Which is what made her sophomore release, Ultraviolence, so interesting. Released in 2014, the album reaffirmed Del Rey’s industry permanence (between 2012 and 2014 she released an EP, a short film, and sang the theme to The Great Gatsby) and also her restraint. Similar to Born To Die, Ultraviolence’s lyrics served to reflect the musical world she created and not the world we all lived in. But its album art seemed like an act of self-preservation. On the cover she stands blocked by the door of an old car while wearing a white t-shirt. But unlike the cover of her debut, there’s a barrier – the car – to keep us at arm’s length. Born To Die and its backlash had made her vulnerable, and she’d learned her lesson.

But there was still a nostalgic element. The black-and-white cover married the worlds of the past and present, but not vividly. Which made sense: In 2014, the masses were bidding adieu to the technicolour found in series like Mad Men and nostalgia was nestled less in romanticising eras in which anyone not white, male, and hetero actively suffered. Instead, it became entrenched in #TBT tributes to childhood, as the nostalgia we shared was defined by our own selective memories. Enter: Honeymoon.
Unlike Ultraviolence (rock-centric, B&W, and much more narratively distant), Honeymoon revived the warmth of Del Rey’s “Video Games” aesthetic. Lounging in a convertible in the California sunshine, the cover sees LDR embody the rise of America: Romanticised. And that year, collections from Tom Ford to Ralph Lauren showcased the good ‘ol days of old school (white and appropriative) Americana, bathing wearers in denim, stripes, and western wear. But that selective nature of America-as-an-aesthetic also ran parallel to the selectiveness Del Rey opted for on her third album cover. Building on Ultraviolence’s self-preservation by hiding behind a car (again), she adds even more blocks by covering her face with a hat and sunglasses.
“Far from the hidden, blocked versions she presented of herself on covers prior, Lana Del Rey’s Lust for Life art tells a tale unto itself”
And to that end, Del Rey’s then-brand of nostalgia reflected our own selectivity when thinking about the past. On Ultraviolence we get to see an old car, the bright sun, and half a person – but we don’t get to see her face.
Which is even more interesting when you think about the way Honeymoon was received. Heralded by listeners, Ultraviolence (an album on which she is physically most hidden) was the critical antithesis of Born To Die (the album on which she is the most physically vulnerable). So maybe nostalgia-steeped imagery is only okay in small doses.
Or when the subject reclaims it for herself.
Lust For Life is already serving as a type of reclamation. Far from the hidden, blocked versions she presented of herself on covers prior, Lana Del Rey’s album art tells a tale unto itself. She’s smiling, she’s standing proudly in front of us. Channeling the richness of covers by Nancy Sinatra and Dolly Parton, she unapologetically offers us an escape – similar to the escape she and The Weeknd gave us in “Lust For Life,” the video performed atop the Hollywood sign.

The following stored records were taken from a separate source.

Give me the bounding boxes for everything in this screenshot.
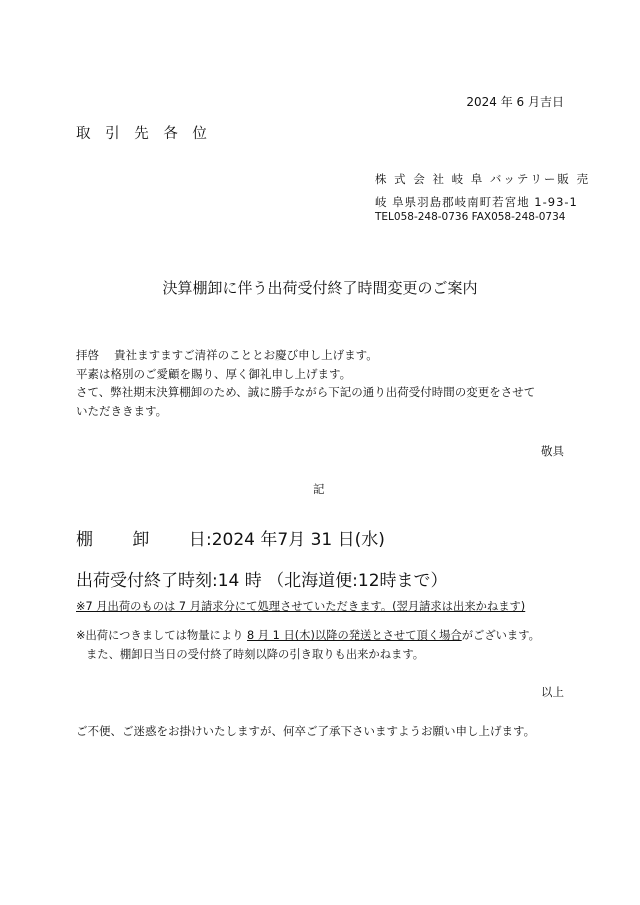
inventory-date-line	[76, 525, 385, 550]
note-shipping-underlined: 8 月 1 日(木)以降の発送とさせて頂く場合	[247, 629, 462, 642]
sender-contact: TEL058-248-0736 FAX058-248-0734	[375, 211, 566, 223]
body-line: 拝啓 貴社ますますご清祥のこととお慶び申し上げます。	[76, 348, 378, 362]
shipping-deadline: 出荷受付終了時刻:14 時 （北海道便:12時まで）	[76, 571, 448, 591]
note-shipping-post: がございます。	[461, 629, 540, 642]
body-line: 平素は格別のご愛顧を賜り、厚く御礼申し上げます。	[76, 367, 352, 381]
document-title: 決算棚卸に伴う出荷受付終了時間変更のご案内	[162, 279, 478, 297]
note-shipping-pre: ※出荷につきましては物量により	[76, 629, 247, 642]
body-line: いただききます。	[76, 404, 168, 418]
inventory-date-value: :2024 年7月 31 日(水)	[206, 530, 385, 550]
sender-address: 岐 阜県羽島郡岐南町若宮地 1-93-1	[375, 195, 578, 209]
document-date: 2024 年 6 月吉日	[466, 95, 564, 109]
ki-marker: 記	[313, 482, 325, 496]
inventory-date-label: 棚 卸 日	[76, 530, 206, 550]
body-line: さて、弊社期末決算棚卸のため、誠に勝手ながら下記の通り出荷受付時間の変更をさせて	[76, 385, 536, 399]
final-apology: ご不便、ご迷惑をお掛けいたしますが、何卒ご了承下さいますようお願い申し上げます。	[76, 724, 536, 738]
note-shipping	[76, 627, 540, 643]
addressee: 取 引 先 各 位	[76, 126, 212, 142]
note-billing: ※7 月出荷のものは 7 月請求分にて処理させていただきます。(翌月請求は出来かねます)	[76, 600, 526, 613]
ijo-marker: 以上	[541, 685, 564, 699]
closing-keigu: 敬具	[541, 444, 564, 458]
sender-company: 株 式 会 社 岐 阜 バッテリー販 売	[375, 172, 591, 186]
note-pickup: また、棚卸日当日の受付終了時刻以降の引き取りも出来かねます。	[86, 648, 425, 661]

Because a lot has changed since 2012. Lana Del Rey has changed. Her music has changed, as has our approach to it. LDR’s 2011 debut in itself seems nostalgic; a reminder of an era in which we cared way too much about the late-night TV debut of a singer. But our relationship to nostalgia has changed, too. It is now an escape, an invitation, and a reclamation, as artists like Lana use their sounds and imagery to grant us a reprieve from the realities of the world we’re currently living in.
And from the cover of Lust For Life, it seems like Lana Del Rey knows it. And finally, unapologetically herself and nearly a decade spent debated, talked about, and finally embraced, we see the image of a woman who’s smiling because we’re finally ready to stop dissecting her art and to lose ourselves in it.